There’s a part of my Storytelling show where I pretend to fall asleep on the floor in the front of the children. Often, this totally freaks my core audience of 4-8 year olds, despite my comedy snoring.

Depending on age, group, mood etc., they either shout and scream at me to wake up (in a way that starts off playfully but if I push the duration, veers into slight desperation), shyly approach and prod me, or they fall silent and look to their adults to sort out this unexpected turn of events. There is always the laughter of relief when I wake up.


I think it’s because they are not used to it happening. It doesn’t fall into their palette of experience, so to speak. They don't usually see a person that they have come to believe is ‘in charge’ of proceedings, and that they have decided to trust, suddenly dropping out of the picture.

Of course I am playing and they understand that they are in a safe place; but I see a much more serious version of this confusion when a child has to encounter an adult experiencing genuine sadness. I’m not talking about a shared or social sadness, such as at a funeral, but something personal and singular to someone they see as a reliable source of make-everything-rightness.
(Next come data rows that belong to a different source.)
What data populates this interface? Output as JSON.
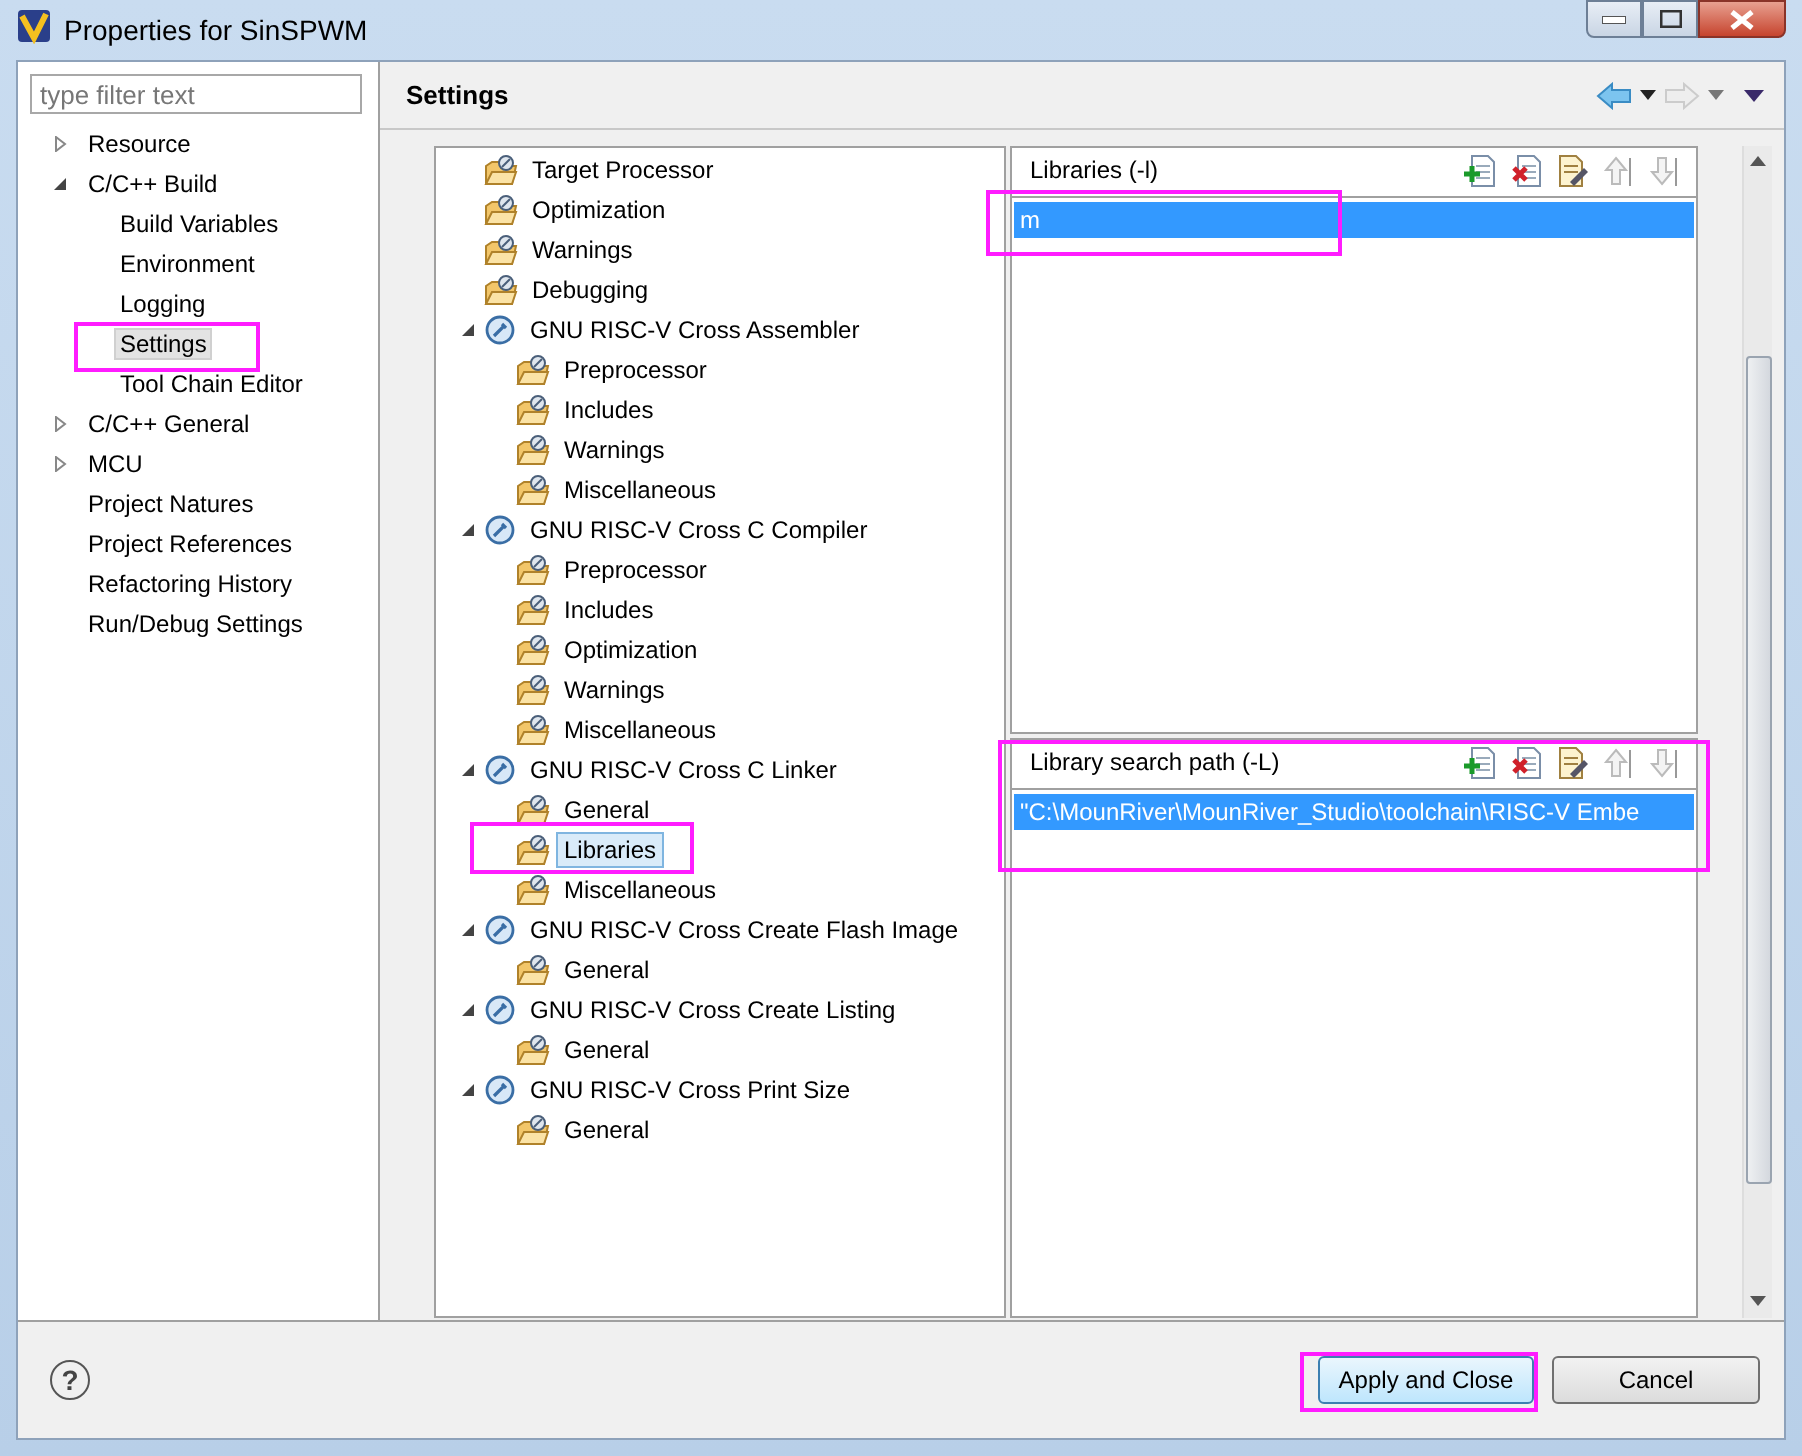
{
  "window": {
    "title": "Properties for SinSPWM"
  },
  "filter": {
    "placeholder": "type filter text"
  },
  "nav_tree": [
    {
      "label": "Resource",
      "expanded": false,
      "selected": false
    },
    {
      "label": "C/C++ Build",
      "expanded": true,
      "selected": false,
      "children": [
        {
          "label": "Build Variables",
          "selected": false
        },
        {
          "label": "Environment",
          "selected": false
        },
        {
          "label": "Logging",
          "selected": false
        },
        {
          "label": "Settings",
          "selected": true
        },
        {
          "label": "Tool Chain Editor",
          "selected": false
        }
      ]
    },
    {
      "label": "C/C++ General",
      "expanded": false,
      "selected": false
    },
    {
      "label": "MCU",
      "expanded": false,
      "selected": false
    },
    {
      "label": "Project Natures",
      "selected": false
    },
    {
      "label": "Project References",
      "selected": false
    },
    {
      "label": "Refactoring History",
      "selected": false
    },
    {
      "label": "Run/Debug Settings",
      "selected": false
    }
  ],
  "page_title": "Settings",
  "tool_tree": [
    {
      "label": "Target Processor",
      "kind": "page",
      "selected": false
    },
    {
      "label": "Optimization",
      "kind": "page",
      "selected": false
    },
    {
      "label": "Warnings",
      "kind": "page",
      "selected": false
    },
    {
      "label": "Debugging",
      "kind": "page",
      "selected": false
    },
    {
      "label": "GNU RISC-V Cross Assembler",
      "kind": "tool",
      "expanded": true,
      "selected": false,
      "children": [
        {
          "label": "Preprocessor",
          "kind": "page",
          "selected": false
        },
        {
          "label": "Includes",
          "kind": "page",
          "selected": false
        },
        {
          "label": "Warnings",
          "kind": "page",
          "selected": false
        },
        {
          "label": "Miscellaneous",
          "kind": "page",
          "selected": false
        }
      ]
    },
    {
      "label": "GNU RISC-V Cross C Compiler",
      "kind": "tool",
      "expanded": true,
      "selected": false,
      "children": [
        {
          "label": "Preprocessor",
          "kind": "page",
          "selected": false
        },
        {
          "label": "Includes",
          "kind": "page",
          "selected": false
        },
        {
          "label": "Optimization",
          "kind": "page",
          "selected": false
        },
        {
          "label": "Warnings",
          "kind": "page",
          "selected": false
        },
        {
          "label": "Miscellaneous",
          "kind": "page",
          "selected": false
        }
      ]
    },
    {
      "label": "GNU RISC-V Cross C Linker",
      "kind": "tool",
      "expanded": true,
      "selected": false,
      "children": [
        {
          "label": "General",
          "kind": "page",
          "selected": false
        },
        {
          "label": "Libraries",
          "kind": "page",
          "selected": true
        },
        {
          "label": "Miscellaneous",
          "kind": "page",
          "selected": false
        }
      ]
    },
    {
      "label": "GNU RISC-V Cross Create Flash Image",
      "kind": "tool",
      "expanded": true,
      "selected": false,
      "children": [
        {
          "label": "General",
          "kind": "page",
          "selected": false
        }
      ]
    },
    {
      "label": "GNU RISC-V Cross Create Listing",
      "kind": "tool",
      "expanded": true,
      "selected": false,
      "children": [
        {
          "label": "General",
          "kind": "page",
          "selected": false
        }
      ]
    },
    {
      "label": "GNU RISC-V Cross Print Size",
      "kind": "tool",
      "expanded": true,
      "selected": false,
      "children": [
        {
          "label": "General",
          "kind": "page",
          "selected": false
        }
      ]
    }
  ],
  "lists": [
    {
      "title": "Libraries (-l)",
      "items": [
        {
          "text": "m",
          "selected": true
        }
      ]
    },
    {
      "title": "Library search path (-L)",
      "items": [
        {
          "text": "\"C:\\MounRiver\\MounRiver_Studio\\toolchain\\RISC-V Embe",
          "selected": true
        }
      ]
    }
  ],
  "help_icon": "?",
  "buttons": [
    {
      "label": "Apply and Close",
      "kind": "default"
    },
    {
      "label": "Cancel",
      "kind": "normal"
    }
  ]
}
We know that it’s upsetting for a child to see someone they rely on suddenly display signs of vulnerability, and it’s important that they learn the lesson that human emotions are many and varied. They happen to the grown-ups in their lives as well as themselves. However, when we ourselves are in the depths of despair, or frustration, or anger or any of the more negative emotions from which we would ordinarily want to protect our children, it’s easy to forget the impact this has on them. We may not even be aware that a child has witnessed our outburst. These words may even trigger a memory from your own childhood.

So, when things get tough, try and find the strength in a calm place to explain to your children what is going on - honestly. It’s a lot tougher for them if you don’t.